Here’s AST of the above program in JSON format:
{ "type": "Program", "body": [ { "type": "VariableDeclaration", "declarations": [ { "type": "VariableDeclarator", "id": { "type": "Identifier", "name": "x" }, "init": { "type": "Literal", "value": 1, "raw": "1" } } ], "kind": "const" }, { "type": "IfStatement", "test": { "type": "CallExpression", "callee": { "type": "Identifier", "name": "isZero" }, "arguments": [ { "type": "Identifier", "name": "x" } ] }, "consequent": { "type": "BlockStatement", "body": [ { "type": "ExpressionStatement", "expression": { "type": "CallExpression", "callee": { "type": "Identifier", "name": "log" }, "arguments": [ { "type": "Literal", "value": "zero", "raw": "'zero'" } ] } } ] }, "alternate": { "type": "BlockStatement", "body": [ { "type": "ExpressionStatement", "expression": { "type": "CallExpression", "callee": { "type": "Identifier", "name": "log" }, "arguments": [ { "type": "Identifier", "name": "x" } ] } } ] } } ] }
But how would look like a language syntax where AST is code and code is AST? Most certainly we don’t want to write programs using the above representation because it is overly verbose. However this JSON representation can give us a hint on where to start looking for such language syntax. We know already that AST is a structured representation of code, which means that the code should be also structured. If we look at above AST it is clear that there’s nodes which correspond to certain syntax tokens.
For example the following is AST of isZero(x) expression, where both isZero and x are of type Identifier and form a single CallExpression:
{ "type": "CallExpression", "callee": { "type": "Identifier", "name": "isZero" }, "arguments": [ { "type": "Identifier", "name": "x" } ] }
Let’s encode those AST nodes back into their textual representation but preserve AST structure (imagine we have Babel plugin for this). We’ll use Array literals instead of objects to represent structure and drop unnecessary syntax:
[isZero x]
The original program would look like this in our made up language:
[const x 1] [if [isZero x] [log 'zero'] [log x]]

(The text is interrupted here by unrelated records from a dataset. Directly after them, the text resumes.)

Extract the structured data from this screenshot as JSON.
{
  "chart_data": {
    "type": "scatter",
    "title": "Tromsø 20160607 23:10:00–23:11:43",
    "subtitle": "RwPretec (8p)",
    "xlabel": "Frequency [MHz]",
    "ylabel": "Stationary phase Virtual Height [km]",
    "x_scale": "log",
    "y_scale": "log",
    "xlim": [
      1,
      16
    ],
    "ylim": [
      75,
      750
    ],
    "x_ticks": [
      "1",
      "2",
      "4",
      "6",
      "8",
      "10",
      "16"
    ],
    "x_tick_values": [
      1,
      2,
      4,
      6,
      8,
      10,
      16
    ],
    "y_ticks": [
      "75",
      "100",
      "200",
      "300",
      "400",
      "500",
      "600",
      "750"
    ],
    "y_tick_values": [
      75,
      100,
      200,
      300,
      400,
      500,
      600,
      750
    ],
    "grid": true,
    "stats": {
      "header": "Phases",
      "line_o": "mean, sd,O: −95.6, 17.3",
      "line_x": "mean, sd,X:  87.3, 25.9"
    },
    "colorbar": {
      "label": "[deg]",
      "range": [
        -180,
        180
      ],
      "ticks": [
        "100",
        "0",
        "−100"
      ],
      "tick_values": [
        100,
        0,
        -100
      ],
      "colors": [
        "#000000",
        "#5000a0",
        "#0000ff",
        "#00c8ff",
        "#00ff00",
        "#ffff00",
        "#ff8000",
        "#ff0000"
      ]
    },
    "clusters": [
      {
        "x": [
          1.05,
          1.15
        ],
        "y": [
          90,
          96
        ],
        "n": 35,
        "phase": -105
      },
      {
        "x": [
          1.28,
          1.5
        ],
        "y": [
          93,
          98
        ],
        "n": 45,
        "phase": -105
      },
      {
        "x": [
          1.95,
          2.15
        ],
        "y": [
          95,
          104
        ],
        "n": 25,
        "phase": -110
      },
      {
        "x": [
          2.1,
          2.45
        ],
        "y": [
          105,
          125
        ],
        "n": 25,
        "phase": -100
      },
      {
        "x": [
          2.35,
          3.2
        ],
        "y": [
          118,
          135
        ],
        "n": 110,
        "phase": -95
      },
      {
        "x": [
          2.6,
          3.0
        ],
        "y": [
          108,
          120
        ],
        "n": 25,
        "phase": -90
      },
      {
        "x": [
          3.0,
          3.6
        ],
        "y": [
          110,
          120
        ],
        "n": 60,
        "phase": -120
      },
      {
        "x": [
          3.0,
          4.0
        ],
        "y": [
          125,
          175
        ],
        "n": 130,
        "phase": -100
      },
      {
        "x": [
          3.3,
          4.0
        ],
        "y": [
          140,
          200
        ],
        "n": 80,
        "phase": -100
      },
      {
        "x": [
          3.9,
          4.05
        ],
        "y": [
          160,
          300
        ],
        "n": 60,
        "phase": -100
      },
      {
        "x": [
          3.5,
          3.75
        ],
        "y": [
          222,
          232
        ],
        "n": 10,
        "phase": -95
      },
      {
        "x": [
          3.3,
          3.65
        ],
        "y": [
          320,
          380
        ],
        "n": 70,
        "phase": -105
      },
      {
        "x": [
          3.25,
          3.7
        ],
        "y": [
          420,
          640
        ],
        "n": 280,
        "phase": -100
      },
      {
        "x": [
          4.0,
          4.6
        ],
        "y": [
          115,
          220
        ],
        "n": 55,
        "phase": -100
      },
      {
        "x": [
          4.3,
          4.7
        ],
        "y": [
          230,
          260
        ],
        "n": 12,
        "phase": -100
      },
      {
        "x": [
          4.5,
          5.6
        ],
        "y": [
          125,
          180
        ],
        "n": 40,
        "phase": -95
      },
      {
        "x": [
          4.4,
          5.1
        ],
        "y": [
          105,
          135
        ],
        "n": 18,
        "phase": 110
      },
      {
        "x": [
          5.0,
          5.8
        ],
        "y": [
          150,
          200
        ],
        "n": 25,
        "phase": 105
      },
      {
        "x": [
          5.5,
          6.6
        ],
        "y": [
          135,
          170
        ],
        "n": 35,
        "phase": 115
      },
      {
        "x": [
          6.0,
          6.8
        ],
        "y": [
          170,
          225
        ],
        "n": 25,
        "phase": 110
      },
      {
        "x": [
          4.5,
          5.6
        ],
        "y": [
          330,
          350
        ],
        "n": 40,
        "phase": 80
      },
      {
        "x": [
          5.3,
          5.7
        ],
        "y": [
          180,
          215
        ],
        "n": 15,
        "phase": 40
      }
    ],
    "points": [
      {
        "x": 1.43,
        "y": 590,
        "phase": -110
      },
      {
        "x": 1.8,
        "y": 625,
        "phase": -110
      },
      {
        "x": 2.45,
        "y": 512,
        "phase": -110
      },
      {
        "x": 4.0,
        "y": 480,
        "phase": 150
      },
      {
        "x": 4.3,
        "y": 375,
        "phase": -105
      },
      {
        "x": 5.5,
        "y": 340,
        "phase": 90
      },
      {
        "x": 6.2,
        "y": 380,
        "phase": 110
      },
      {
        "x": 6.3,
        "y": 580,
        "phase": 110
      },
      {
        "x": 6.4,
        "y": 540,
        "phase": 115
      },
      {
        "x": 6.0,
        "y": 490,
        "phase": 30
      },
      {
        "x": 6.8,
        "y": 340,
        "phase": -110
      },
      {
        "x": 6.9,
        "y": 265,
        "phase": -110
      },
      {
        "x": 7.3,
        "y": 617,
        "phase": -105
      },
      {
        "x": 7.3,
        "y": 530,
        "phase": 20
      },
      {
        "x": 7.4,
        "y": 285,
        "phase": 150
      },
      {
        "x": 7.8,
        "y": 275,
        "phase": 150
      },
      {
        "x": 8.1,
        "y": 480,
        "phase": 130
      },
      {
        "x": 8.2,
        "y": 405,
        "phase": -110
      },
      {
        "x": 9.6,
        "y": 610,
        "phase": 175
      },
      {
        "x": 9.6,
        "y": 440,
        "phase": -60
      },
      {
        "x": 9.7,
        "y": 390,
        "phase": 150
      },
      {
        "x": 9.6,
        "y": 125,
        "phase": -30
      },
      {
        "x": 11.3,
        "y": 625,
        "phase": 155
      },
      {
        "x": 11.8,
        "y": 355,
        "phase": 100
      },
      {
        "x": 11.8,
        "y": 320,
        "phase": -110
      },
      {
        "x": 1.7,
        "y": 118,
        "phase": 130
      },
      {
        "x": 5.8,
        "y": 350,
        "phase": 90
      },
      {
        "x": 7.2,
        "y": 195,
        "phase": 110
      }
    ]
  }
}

Looks like we ended up having properties of a language described at the beginning: the code is AST and AST is the code (where in this case AST is encoded into keywords using Babel).
Now if we encode the entire JavaScript like this we could write a program that can transform itself 💡. Let’s write a program that transforms ES2015-ish variable declaration into its ES5 analogue.
// input code [const x 1] // expected output code [var x 1] // transformation [function transform [[declKeyword varName varVal]] [return [var varName varVal]]] // running transformation [transform [const x 1]] // => [var x 1]
Having a language like this doesn’t require to have a specialized compiler to transform code, you just write transformation in the language itself. Lisp is a family of such languages and this property of a language is known as homoiconicity. Here’s an example of code transformation written in ClojureScript:
;; input code (def x 1) ;; expected output code (def x 2) ;; transformation (defmacro transform [[decl-keyword var-name var-val]] `(def ~var-name ~(+ var-val 1))) ;; running transformation (transform '(def x 1)) ;; => (def x 2)
In Lisp languages a code that manipulates code is called macro. A macro is a function that is executed at compile time against other code. Macros are heavily used in Lisps to build DSLs and introduce new language constructs (pattern matching, async/await, etc.), which means that you can invent new syntax in your programs. In fact most Lisps itself are built on macros, the baseline of a language is usually less than 30 forms and everything else is a macro or a function. Here's some examples and their macro definitions:
(defmacro when [test body] `(if ~test ~body)) (defmacro if-not [test body] `(if (not ~test) ~body)) (when true (log "IT'S TRUE!")) (if-not false (log "IT'S TRUE!"))
Now it should be clear what does “Code is Data” mean.